In terms of the table in the figure, copy the outputs of the truth table (in the column labeled P) into the leftmost column of the triangular table. Then successively compute columns from left to right by applying XOR to each pair of vertically adjacent cells in order to fill the cell immediately to the right of the top cell of each pair. When the entire triangular table is filled in then the top row reads out the coefficients of a linear combination which, when simplified (removing the zeroes), yields the Zhegalkin polynomial.
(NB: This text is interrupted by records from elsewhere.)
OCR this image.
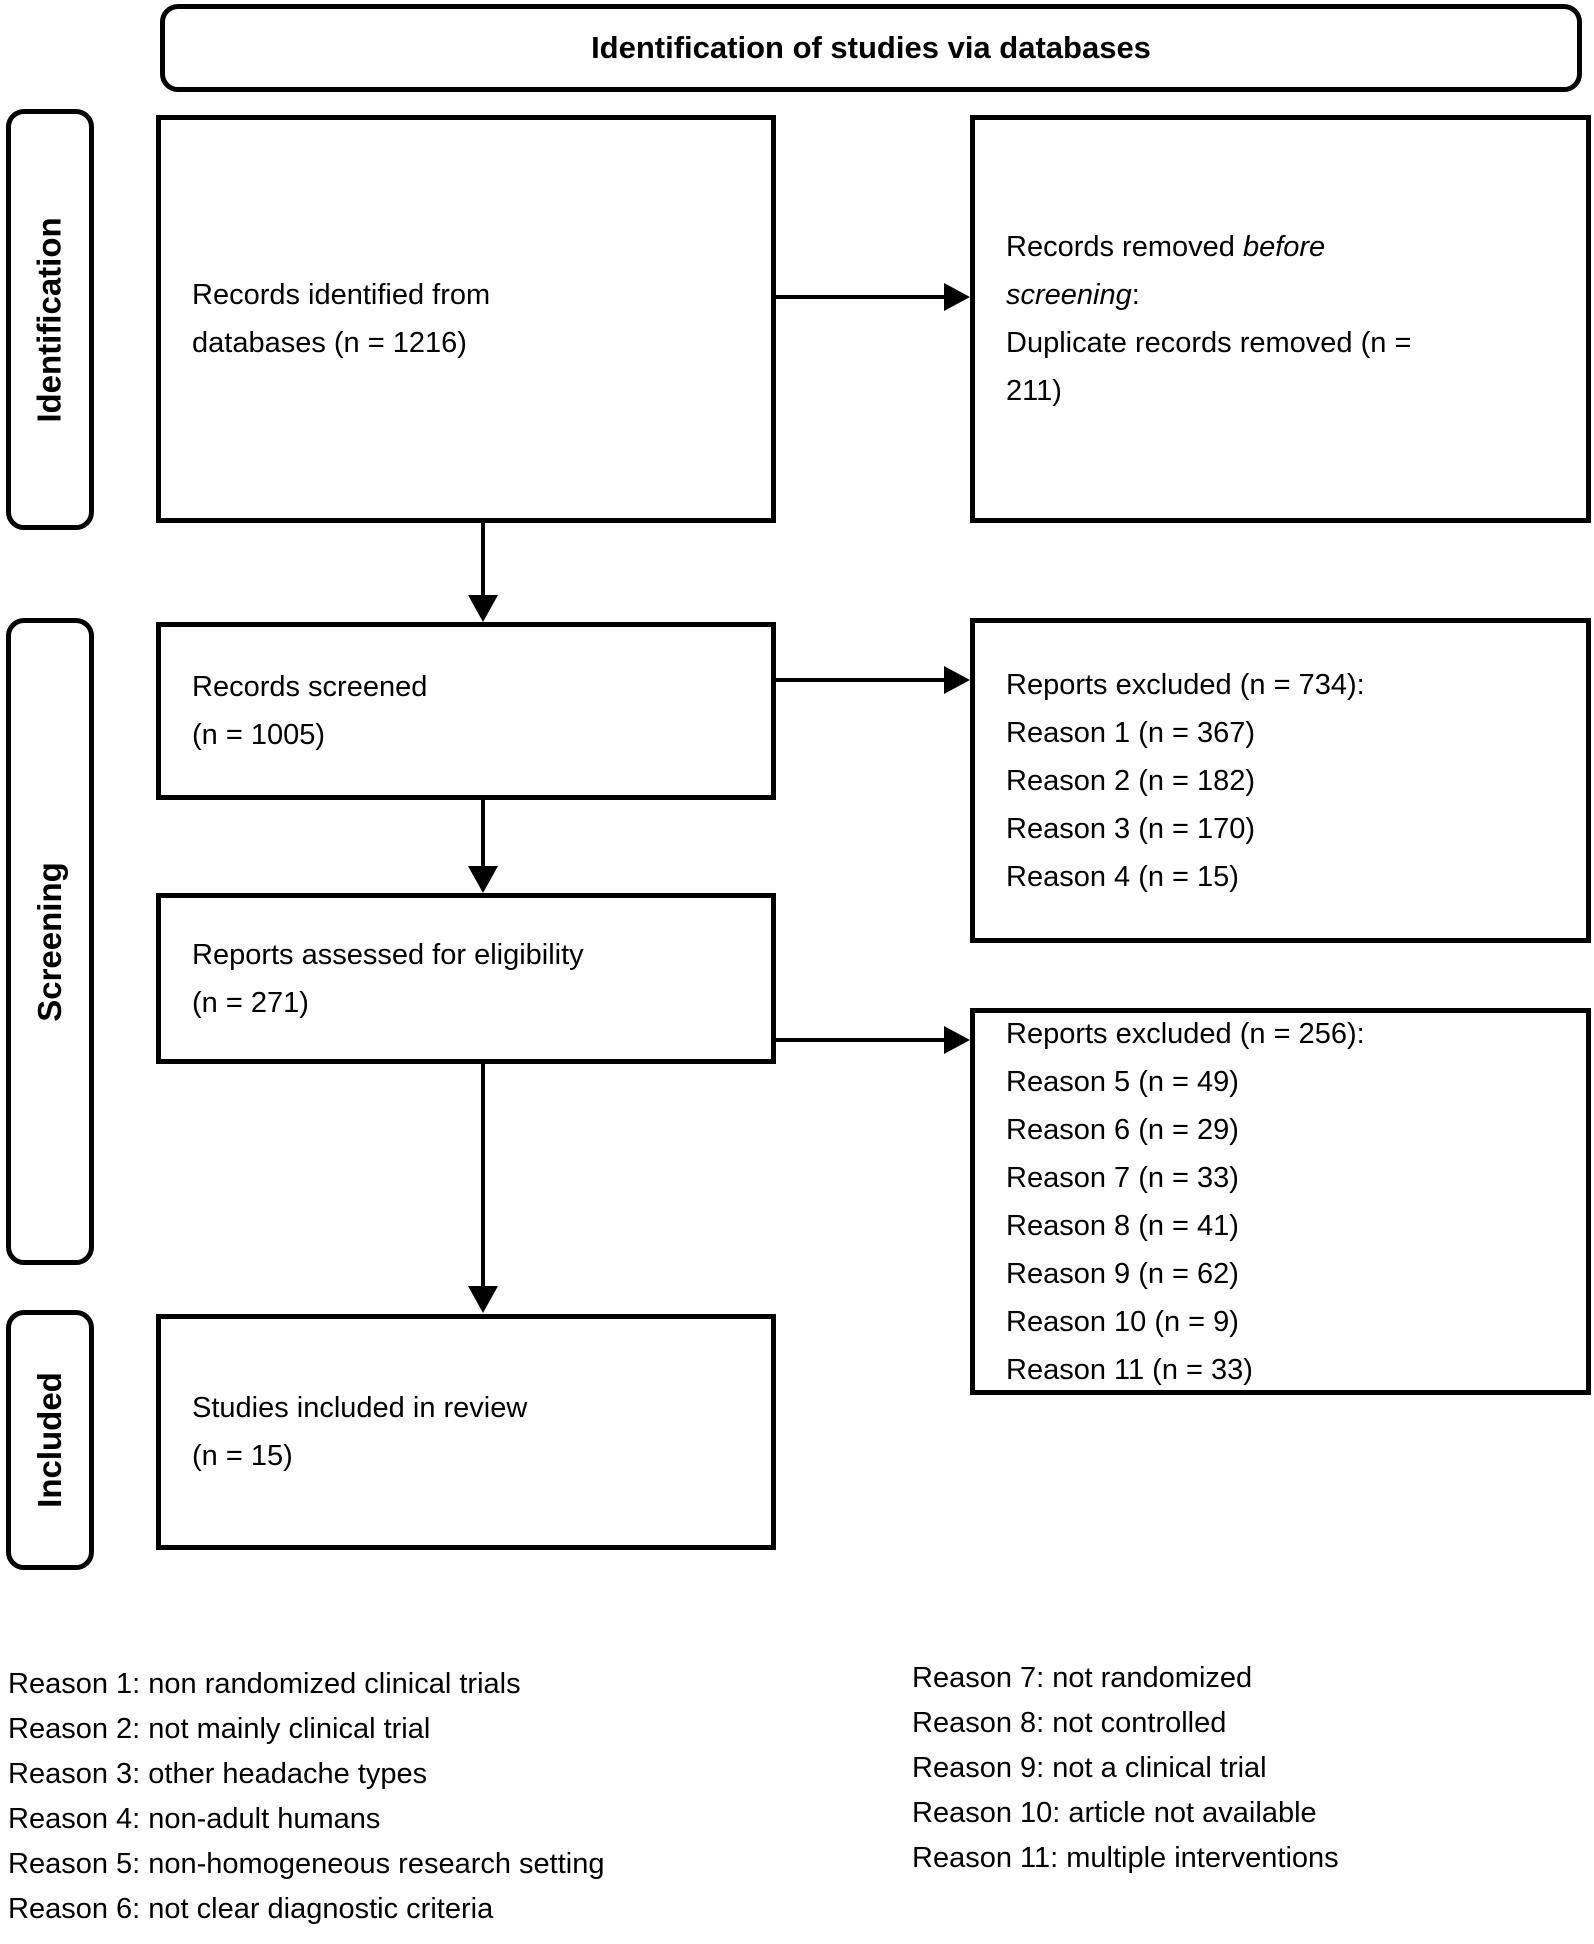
Identification of studies via databases
Identification
Screening
Included
Records identified from
databases (n = 1216)
Records screened
(n = 1005)
Reports assessed for eligibility
(n = 271)
Studies included in review
(n = 15)
Records removed before
screening:
Duplicate records removed (n =
211)
Reports excluded (n = 734):
Reason 1 (n = 367)
Reason 2 (n = 182)
Reason 3 (n = 170)
Reason 4 (n = 15)
Reports excluded (n = 256):
Reason 5 (n = 49)
Reason 6 (n = 29)
Reason 7 (n = 33)
Reason 8 (n = 41)
Reason 9 (n = 62)
Reason 10 (n = 9)
Reason 11 (n = 33)
Reason 1: non randomized clinical trials
Reason 2: not mainly clinical trial
Reason 3: other headache types
Reason 4: non-adult humans
Reason 5: non-homogeneous research setting
Reason 6: not clear diagnostic criteria
Reason 7: not randomized
Reason 8: not controlled
Reason 9: not a clinical trial
Reason 10: article not available
Reason 11: multiple interventions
To go from a Zhegalkin polynomial to a truth-table, it is possible to fill out the top row of the triangular table with the coefficients of the Zhegalkin polynomial (putting in zeroes for any combinations of positive literals not in the polynomial). Then successively compute rows from top to bottom by applying XOR to each pair of horizontally adjacent cells in order to fill the cell immediately to the bottom of the leftmost cell of each pair. When the entire triangular table is filled then the leftmost column of it can be copied to column P of the truth table.

## Related work

In the same year as Zhegalkin's paper (1927) the American mathematician Eric Temple Bell published a sophisticated arithmetization of Boolean algebra based on Richard Dedekind's ideal theory and general modular arithmetic (as opposed to arithmetic mod 2). The much simpler arithmetic character of Zhegalkin polynomials was first noticed in the west (independently, communication between Soviet and Western mathematicians being very limited in that era) by the American mathematician Marshall Stone in 1936 when he observed while writing up his celebrated Stone duality theorem that the supposedly loose analogy between Boolean algebras and rings could in fact be formulated as an exact equivalence holding for both finite and infinite algebras, leading him to substantially reorganize his paper.